Well, I don't think you can do much with the metro apps.
Specifically, what I am wanting to do... let's say I install a desktop app and it creates shortcuts in the start menu... often they create shortcuts to documentation, websites... spam basically. I may want to delete these shortcuts to clean up the start menu. Another example... maybe I install a bunch of games and there are shortcuts all over the start menu (again, I'm talking about the "all apps" part of the start menu)... and I want to cut and paste all these shortcuts into one folder that I make called "games".
In every previous version of Windows I could do this by opening this folder and simply deleting, cutting, pasting, making new folders. In Windows 10 I can make these changes, but they don't actually happen in the start menu (all apps).
I then rebooted and checked "All Apps" and the "Sports" folder is well and truly gone! Is that what you wanted to see?
I have always used those shortcuts to pin apps to my Quick Launch Toolbar, shown below. Of course, there are many other ways to use these shortcuts, such as pin to Start and Taskbar.What other reason would you have to go to this location? Why would they add a link to this folder in the start menu? It only contains start menu shortcuts and nothing else.
And now I think I see that what you're trying to do with "Open File Location" is to delete shortcuts to apps that reside in the "All Apps" listing. Thing is, I'm still not at all sure that one would want to "edit" (read delete) those shortcuts because once they're gone it seems to me that you may not be able to open the app again (should you want or need it), since it's shortcut(s) are gone.
Edit On: If the shortcuts can actually be deleted, and you wanted to open the app later, you would have to follow the procedure explained below in order to open an app. Or, are these shortcuts possibly the ones that won't stay gone? There's a lot I'm not understanding, but dare not try at this point in time. Edit off.

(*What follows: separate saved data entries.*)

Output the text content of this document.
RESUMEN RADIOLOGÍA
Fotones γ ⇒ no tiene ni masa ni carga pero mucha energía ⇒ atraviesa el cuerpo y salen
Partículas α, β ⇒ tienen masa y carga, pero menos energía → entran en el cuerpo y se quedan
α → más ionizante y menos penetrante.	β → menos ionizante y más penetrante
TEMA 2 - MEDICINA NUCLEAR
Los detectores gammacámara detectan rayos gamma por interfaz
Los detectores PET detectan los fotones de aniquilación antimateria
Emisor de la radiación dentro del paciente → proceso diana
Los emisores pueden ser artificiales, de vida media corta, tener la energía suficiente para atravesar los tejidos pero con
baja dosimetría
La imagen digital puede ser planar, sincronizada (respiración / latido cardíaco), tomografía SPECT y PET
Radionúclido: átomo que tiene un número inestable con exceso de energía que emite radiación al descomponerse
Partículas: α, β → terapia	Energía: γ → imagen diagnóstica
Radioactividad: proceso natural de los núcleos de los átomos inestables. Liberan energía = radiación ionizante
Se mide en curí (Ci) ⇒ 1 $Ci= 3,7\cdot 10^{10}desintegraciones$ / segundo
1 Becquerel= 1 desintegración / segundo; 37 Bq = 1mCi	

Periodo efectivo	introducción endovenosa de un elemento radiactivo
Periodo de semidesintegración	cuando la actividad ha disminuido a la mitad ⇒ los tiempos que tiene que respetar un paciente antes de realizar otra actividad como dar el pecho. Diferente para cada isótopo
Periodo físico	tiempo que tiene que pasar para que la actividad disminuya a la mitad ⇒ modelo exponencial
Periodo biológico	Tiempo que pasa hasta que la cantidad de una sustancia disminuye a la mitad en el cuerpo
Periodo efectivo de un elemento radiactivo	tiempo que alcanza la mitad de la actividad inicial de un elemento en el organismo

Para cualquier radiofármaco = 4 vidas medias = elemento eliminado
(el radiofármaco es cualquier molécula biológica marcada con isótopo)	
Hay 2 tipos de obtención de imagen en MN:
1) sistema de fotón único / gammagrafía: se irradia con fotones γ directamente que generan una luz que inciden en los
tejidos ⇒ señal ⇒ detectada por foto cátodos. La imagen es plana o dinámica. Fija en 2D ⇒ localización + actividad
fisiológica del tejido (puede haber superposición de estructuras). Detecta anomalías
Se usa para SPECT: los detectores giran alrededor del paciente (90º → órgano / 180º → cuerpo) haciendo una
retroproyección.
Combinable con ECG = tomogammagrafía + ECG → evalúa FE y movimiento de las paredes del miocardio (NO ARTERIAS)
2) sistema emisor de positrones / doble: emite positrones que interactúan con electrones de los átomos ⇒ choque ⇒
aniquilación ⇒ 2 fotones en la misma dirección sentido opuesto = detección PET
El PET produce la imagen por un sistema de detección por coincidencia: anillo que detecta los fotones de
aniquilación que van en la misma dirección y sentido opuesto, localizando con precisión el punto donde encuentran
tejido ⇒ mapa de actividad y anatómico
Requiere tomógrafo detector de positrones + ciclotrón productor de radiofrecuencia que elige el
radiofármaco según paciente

And now I've ventured off into somewhat new territory. Since I use Microsoft Office 365, I went to C:\Programs\Office (simplified) and started looking for my apps, which I found and which I had to do prior to Windows 8 if I wanted to create a shortcut on my Quick Launch. Once I find the app (Word, say), I right click and drag it to Quick Launch, where it asks if I want to "create a shortcut here" and I say yes (again simplified). In windows 10, the process has been simplified: Click and drag the shortcut to Quick Launch and drop it! Nice!
What's the advantage of Quick Launch? Simple! I no longer have to deal with the "All Apps" listing unless I want to pin something else to Quick Launch or need to open an app I rarely use. All the apps I use on a daily basis are now only one click away.
No, for now I just 'hid' them all.
Still trying to figure out what works and what doesn't.
It's all a little 'twisted' but here's what I've found so far, (and it may mess up some things!):
- the modern container apps, (default ones), that you can't uninstall, you can't do anything about them.
- the immersive system apps, you can't do much with them either, and if you do, it starts to mess things up.
- the Documents and Pictures shortcuts, (1), you can delete if you wish.
- user installed program folders, (2), you can hide or cut and move them somewhere else.
- Windows System folders, (3), you can't move but you can hide them.
Edwin... if you create a new folder does it show in your actual "all apps" menu?